I’m beginning to feel jealous of all you happily married couples, you know, laying in bed together early mornings, gently awakening your beloved with a stroking rhythmically sensual hand relief the perfect start to a stressful lockdown day, or gifting hubby a relaxing sensory bj now that you have all this free time on your hands, oh and sloppy wet which goes without saying, slurps of drooling warm saliva lubricating his purple bellend, your mouth wide open full, the tip of your tongue kissing his perineum sure to put any man in a good mood for the remaining day, hmm I’d guess blowing hubby regularly is the secret to a long and happy marriage?

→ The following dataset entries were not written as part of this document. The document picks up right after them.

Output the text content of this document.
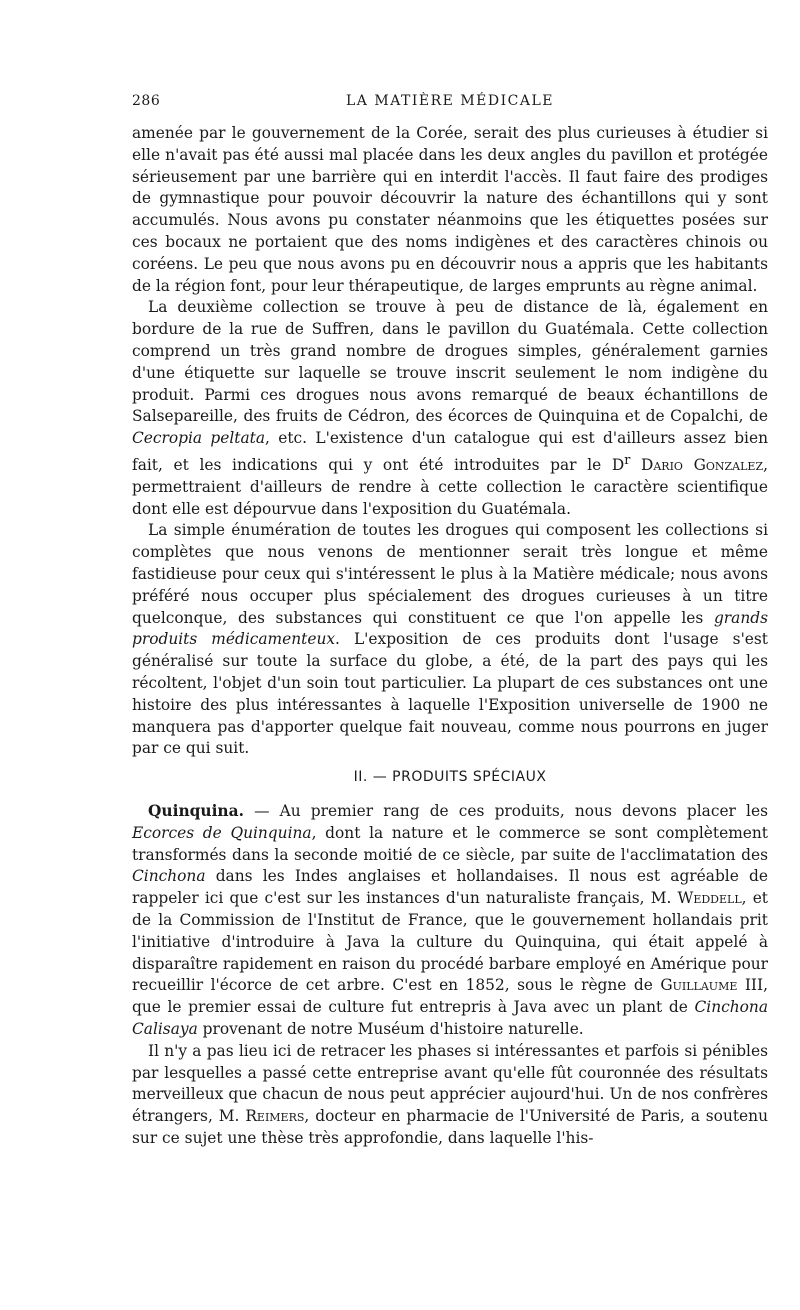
286	LA MATIÈRE MÉDICALE

amenée par le gouvernement de la Corée, serait des plus curieuses à étudier si elle n'avait pas été aussi mal placée dans les deux angles du pavillon et protégée sérieusement par une barrière qui en interdit l'accès. Il faut faire des prodiges de gymnastique pour pouvoir découvrir la nature des échantillons qui y sont accumulés. Nous avons pu constater néanmoins que les étiquettes posées sur ces bocaux ne portaient que des noms indigènes et des caractères chinois ou coréens. Le peu que nous avons pu en découvrir nous a appris que les habitants de la région font, pour leur thérapeutique, de larges emprunts au règne animal.

La deuxième collection se trouve à peu de distance de là, également en bordure de la rue de Suffren, dans le pavillon du Guatémala. Cette collection comprend un très grand nombre de drogues simples, généralement garnies d'une étiquette sur laquelle se trouve inscrit seulement le nom indigène du produit. Parmi ces drogues nous avons remarqué de beaux échantillons de Salsepareille, des fruits de Cédron, des écorces de Quinquina et de Copalchi, de Cecropia peltata, etc. L'existence d'un catalogue qui est d'ailleurs assez bien fait, et les indications qui y ont été introduites par le $D^r$ Dario Gonzalez, permettraient d'ailleurs de rendre à cette collection le caractère scientifique dont elle est dépourvue dans l'exposition du Guatémala.

La simple énumération de toutes les drogues qui composent les collections si complètes que nous venons de mentionner serait très longue et même fastidieuse pour ceux qui s'intéressent le plus à la Matière médicale; nous avons préféré nous occuper plus spécialement des drogues curieuses à un titre quelconque, des substances qui constituent ce que l'on appelle les grands produits médicamenteux. L'exposition de ces produits dont l'usage s'est généralisé sur toute la surface du globe, a été, de la part des pays qui les récoltent, l'objet d'un soin tout particulier. La plupart de ces substances ont une histoire des plus intéressantes à laquelle l'Exposition universelle de 1900 ne manquera pas d'apporter quelque fait nouveau, comme nous pourrons en juger par ce qui suit.

II. — PRODUITS SPÉCIAUX

Quinquina. — Au premier rang de ces produits, nous devons placer les Ecorces de Quinquina, dont la nature et le commerce se sont complètement transformés dans la seconde moitié de ce siècle, par suite de l'acclimatation des Cinchona dans les Indes anglaises et hollandaises. Il nous est agréable de rappeler ici que c'est sur les instances d'un naturaliste français, M. Weddell, et de la Commission de l'Institut de France, que le gouvernement hollandais prit l'initiative d'introduire à Java la culture du Quinquina, qui était appelé à disparaître rapidement en raison du procédé barbare employé en Amérique pour recueillir l'écorce de cet arbre. C'est en 1852, sous le règne de Guillaume III, que le premier essai de culture fut entrepris à Java avec un plant de Cinchona Calisaya provenant de notre Muséum d'histoire naturelle.

Il n'y a pas lieu ici de retracer les phases si intéressantes et parfois si pénibles par lesquelles a passé cette entreprise avant qu'elle fût couronnée des résultats merveilleux que chacun de nous peut apprécier aujourd'hui. Un de nos confrères étrangers, M. Reimers, docteur en pharmacie de l'Université de Paris, a soutenu sur ce sujet une thèse très approfondie, dans laquelle l'his-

And perhaps if you are a lucky girl, after he’s ‘come’ and you’ve either spat or swallowed, he’ll then gently roll you over laying a warm to touch hand on your tummy, gently circle his dextrose fingertips that drag and pull at the skin sending tingles down your spine, releasing pleasurable chemicals into your brain. The anticipation of a touch to your kitty making the arch of your back wriggle and squirm, your needful body now pleading to be pleasured by orgasm. Though his idle hand won’t linger long before a smoothing silky skinned palm moves down below, slipping beneath your pantie hemline you hardly notice the delicate lacy fabric being lifted and disturbed, and now inside your damp cotton underwear an open hand glides over and down your mons pubis, the involuntary signal to part your thighs ever so slightly more, divide that precious curtained entry to your cave of jewels emeralds and rubies, folds of sticky labia parting to reveal kitten soft skin and the unspoken invitation to touch your moistened wet kitty.
Yes after blowing your betrothed an early morning orgasm, he’ll be excited enough to return your favour, of course he’ll slip off your delicate underwear from shapely legs, his firm hand now pulling at your inner thigh as he repositions himself between wide parted legs, the wider you stretch tight muscles the wider your vaginal canal will be, now aroused ‘bucking’ and hard again, he’s invited to nuzzle his face deep into your pleasure garden and feast upon your sweet nectar, you gasp throw your head back as the tip of his tongue dances like a twirling skater on ice……..….jeeze writing this nonsense has given even me a hard on! Way tooo many metaphors Andrew! 😀
Blissfully happy you’ll lay deep into soft cotton bedding wanting his cunnilingus skills to last forever, well at least until you’d ‘come’! And hopefully IMPORTANTLY climaxing before freshly woken children run to the bathroom spoiling the fun, then again I guess you could both do a ’69 position’ and cut the foreplay time by half? Yep I wish I was married, I’m sooo jealous of all you lucky horny couples now gifted hours of free time to enjoy early morning sex and (lockdown) Oral.
(Written Just or Fun and spare a thought for me, I haven’t slept with a woman in well over a month.)